Narrative theatre derived from Dario Fo’s theatre, especially the monologues of Mistero buffo (1969), came to the fore in the last decade of the 20th century in Italy with powerful practitioners like Marco Paolini (b. 1956), Marco Baliani (b.1950) among others and a second generation of narrators/performers with for example Ascanio Celestini (b. 1972). Narrative theatre is mainly in literary prose, but its style is evolving. From one actor as narrator and performer, preferably seated, without scenography, with  minimum lighting, it has acquired an onomatopoeic soundtrack as in Baliani’s Kohlaas (1989) where the sound of horse hooves is produced by his stamping feet and where a backdrop of horses provides elementary yet powerful scenography. The narration can give way to dialogues between different characters, but as the performer is one, their speeches always follow one another as single monologues.

As in Fo, the narrators/performers establish with the audience a common ground of understanding, given by known historical events, for example Paolini’s Il racconto del Vajont (1994) recounts the Vajont tragedy of 1963. They tend to personalise their narration with their own memories, as Baliani in Corpo di stato (1998) on the political assassination of Moro and Celestini in Scemo di guerra (2005). However, narrative inspiration and material are also drawn from literature and indirect memories.

Massini’s Trilogy goes a step further. He takes the ballad, resurrecting a medieval and renaissance genre and modernises it with crisp, incisive, acted dialogues. Indeed, his ballad, which is his narrative medium, is pure poetry. The words possess the appropriateness, the density and the synthesis that characterise personae and facts, outlining their individual, social and historical background in a single trait. His ballad is epic as it tells of events. If one thought that epic episodes could only be told in the theatre in prose dialogues supported by songs as in Brecht’s works, Massini proves that the ballad, accompanied by action, is a suitable vehicle for epic content. He connects with the audience, who shares with him the memory of the 2008 financial crash, by giving facts about the rise of the Lehman dynasty, and builds on their knowledge of economics, but he never imposes an ethical or social reading and interpretation. For Massini ‘history will tell’. Moreover, he updates the epic ballad genre by adding a number of carefully defined characters, who animate his acted dialogues and stand out from the narrative. Ballad and action are pulled together by the rhythm of the ballad and a synthetic, dry poetry which characterises the dialogues as well, and finds resonance in the neorealist black and white cinematic cut of the dialogues. So, Massini’s Trilogy presents a new form of writing which mingles genres and media: a poetic ballad, interspersed with theatrical acts, cut in cinematic style, conveying an epic content.

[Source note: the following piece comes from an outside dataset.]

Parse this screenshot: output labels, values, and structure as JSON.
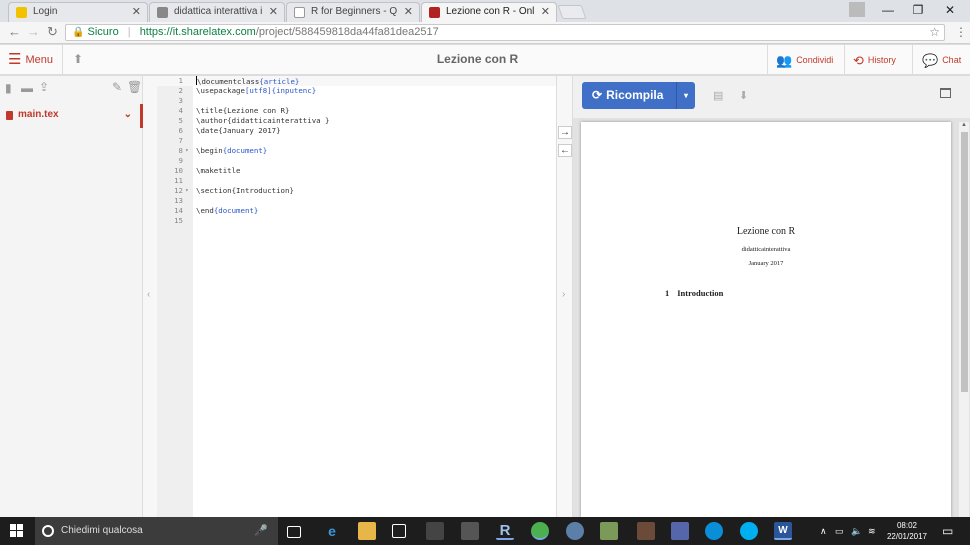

Sam Mendes (American Beauty, Road to Perdition, Skyfall, Spectre) brings to the fore the theatrical and visual elements of Lehman Trilogy in his staging at the National Theatre. Ben Power, the adapter, and Mendes converted the suitable parts of the ballad into acted dialogues in such tight cohesion that narrative and dialogues are almost indistinguishable.Their flow from narration to immediate action is relentless. Mendes maintains the rhythm of the original ballad using theatrical means, but at the same time he enhances it using images and motion. The set, an enormous transparent cube, rotates against the concave backdrop of the stage. On it, mainly black and white images are screened moving horizontally when portraying the different locations of the story and vertically when depicting the frantic fall of the shares of the New York Exchange. So that Mendes cinematic interpretation translates in images and in movement Massini’s work and expands the potentiality of the Trilogy’s theatrical and cinematic components.